Day Ten: Troubleshoot and Move Forward
Again, more thinking and reworking what is realistic for you and the lifestyle you want and can live with.

The final chapters of the book, Reset Any Diet, Live, Eat, Move, Think, Weigh, Heal, and Parent, delve deeper into the 10-day strategies and offer case studies based on patients Dr. Freedhoff has worked with over the years.

Ultimately, I really, really liked this book.  Not only will I be applying these strategies with some of my cancer patients, many who have a history of dysfunctional dieting now fueled on by fear of recurrence of their disease, but I will be experimenting on myself, as well.

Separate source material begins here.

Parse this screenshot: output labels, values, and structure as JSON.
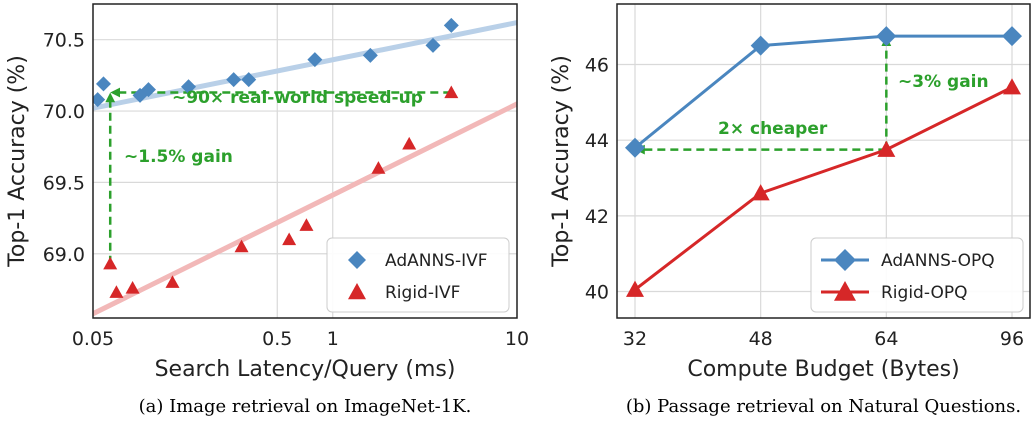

Most of us with Meniere's have found that the disease has had an impact on how, or even if, we exercise, what we eat, and how we feel about certain foods.  While for most of us, dietary triggers are hit and miss, it certainly can't hurt to eat better and not use food as a comfort or to fear food unnecessarily.  I think this book offers some very easy, clear guidelines for just about anyone wanting to get away from strict diets and learn to enjoy food again in a way that promotes good health - whatever that might mean to you.

1 comment:

  1. Hi, Im glad you are taking it easy and hope you are up and running normally soon. I agree on the exercise thing. As a gym rat who also did personal training I see too much focus on exercise as the way to lose weight. TV ads are really guilty of this.